"Coward" and "turn-coat" were among the kinder comments that poured in via e-mails following my column on Sunday in which I argued that the time was coming — and fast — when the U.S. will have to "cut and run" from Iraq.
As was eminently fair, many readers pointed out that I had changed position, seemingly totally, from the one I took just more than a year ago.
Back then, I provoked another outpouring of critical e-mails — many of these conveying a sense of having been betrayed by a liberal commentator — because I came out in support of the impending invasion of Iraq.
Actually, the turnaround was quite a bit less than 180 degrees.
I favored intervention then because the objective of turning first Iraq, and then potentially other Middle Eastern countries at the very least, toward democracy struck me as the one response to terrorism that might actually deal with its root causes by providing an alternative by which people could live.
I still believe in that objective and still believe it is one remedy that might work. No one else has proposed an alternative, and President George W. Bush deserves a great deal of credit for committing himself to it, and the American people a great deal of credit for supporting him at the cost of so much blood and money.
But it won't work. There is just too much hatred in the country — by many toward the "occupiers," but at least as much by almost every group there against each other.
This is a consequence of a quarter of a century of brutal rule by the murderous and maniacal Saddam Hussein.
As well, as is obvious, the Americans made a series of atrocious mistakes during the early months of their occupation.
For this lack of preparation, and at least as much for the sheer hubris of assuming that military power could resolve everything, Bush personally deserves all the blame.
The only policy decisions that now remain are how and when to get out.
I wrote the provocative phrase, "cut and run" quite deliberately.
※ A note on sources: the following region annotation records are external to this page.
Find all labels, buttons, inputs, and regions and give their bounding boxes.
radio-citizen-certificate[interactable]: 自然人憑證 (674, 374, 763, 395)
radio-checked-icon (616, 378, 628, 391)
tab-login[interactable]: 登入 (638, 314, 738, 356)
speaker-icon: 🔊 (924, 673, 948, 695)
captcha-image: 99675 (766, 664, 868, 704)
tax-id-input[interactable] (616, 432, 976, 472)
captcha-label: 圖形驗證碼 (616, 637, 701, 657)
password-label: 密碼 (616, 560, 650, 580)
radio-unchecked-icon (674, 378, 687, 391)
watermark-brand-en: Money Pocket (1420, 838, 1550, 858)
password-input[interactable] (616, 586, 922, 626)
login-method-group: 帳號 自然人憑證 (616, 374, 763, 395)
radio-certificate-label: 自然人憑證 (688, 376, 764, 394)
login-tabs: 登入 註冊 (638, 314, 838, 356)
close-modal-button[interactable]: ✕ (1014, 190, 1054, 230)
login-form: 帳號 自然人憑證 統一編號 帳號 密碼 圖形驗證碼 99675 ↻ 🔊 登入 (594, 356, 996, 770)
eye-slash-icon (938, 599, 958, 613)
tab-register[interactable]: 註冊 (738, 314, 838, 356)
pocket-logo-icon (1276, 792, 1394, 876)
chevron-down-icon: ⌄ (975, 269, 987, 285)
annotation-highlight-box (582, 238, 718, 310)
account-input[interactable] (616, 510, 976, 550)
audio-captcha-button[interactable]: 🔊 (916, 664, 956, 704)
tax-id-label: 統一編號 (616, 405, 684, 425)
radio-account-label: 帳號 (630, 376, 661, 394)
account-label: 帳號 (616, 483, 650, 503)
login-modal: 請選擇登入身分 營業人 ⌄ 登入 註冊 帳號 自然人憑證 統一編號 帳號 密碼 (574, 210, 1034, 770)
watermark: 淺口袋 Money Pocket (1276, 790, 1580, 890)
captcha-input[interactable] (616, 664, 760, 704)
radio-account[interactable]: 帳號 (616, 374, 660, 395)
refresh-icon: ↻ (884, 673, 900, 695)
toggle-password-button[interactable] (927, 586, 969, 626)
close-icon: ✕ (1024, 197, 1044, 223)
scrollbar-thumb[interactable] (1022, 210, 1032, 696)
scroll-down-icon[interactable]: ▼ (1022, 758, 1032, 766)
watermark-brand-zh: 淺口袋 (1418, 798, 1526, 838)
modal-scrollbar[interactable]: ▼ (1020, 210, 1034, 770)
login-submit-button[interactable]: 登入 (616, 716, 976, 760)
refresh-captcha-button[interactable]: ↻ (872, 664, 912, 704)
That's what's going to happen. There is no nicer alternative.
To suppose that the United Nations could now come in and win over the people's trust is pure self-delusion.
The U.N.'s own inadequacies have been made manifest by its current failure in Kosovo, by the appalling scandal of kickbacks and shoddy food and medical supplies sent in under the Iraq food for oil program that can no longer be concealed, and by this week's 10th anniversary of its unforgivable failure to prevent the slaughter of 800,000 people in Rwanda.
Anyway, they would see the U.N., which has little credibility among Iraqis, as a front for the Americans.
The truth is, where once democracy was the justification for the American presence in Iraq, it has now become the justification for their absence.
This is because the holding of an election — now planned, if hopefully so, for early next year — has become the ticket home for the Americans. Rather than "declare a victory and bring the troops home" in the famous formulation, the new guiding rule is, or soon will be, "hold an election and bring the troops home."
Pride, a sense of honor, Bush's political interests, a fear of being seen as weak, and, far more rationally, a fear of giving encouragement to terrorists, will keep the Americans in Iraq for quite a while yet — longer if Bush wins re-election.
But the signs keep accumulating. Democratic presidential candidate John Kerry now says, "There has to be a political, a diplomatic, solution." Democratic senator Ted Kennedy is making comparisons with Vietnam.
In Iraq, the U.S. is now fighting on two fronts, against both those Sunnis still loyal to Saddam and against those Shiites, mostly young and poor, who follow the quasi-cultist cleric Moqtada al-Sadr. For the first time, the generals are talking of the possible need for more troops.
All moderate leaders, whether religious or clerical, are bound to come under increasing pressure to take extreme "Yanks out" stands, or risk losing their followers.
The risk is real that the U.S. could find itself trying to deal with a genuine, popular uprising.
This kind of explosion of general rage against the occupation would, in fact, be an expression of what most Iraqis actually want. In other words, it would be a genuine expression of democratic feeling.
If the overwhelming majority of Iraqis want the Americans to go, they have to go. In the end, it's as brutal and as simple and as irrevocable as that.
How we deal with terrorism afterwards is quite another question and a deeply troubling one because we'll have no alternative to offer.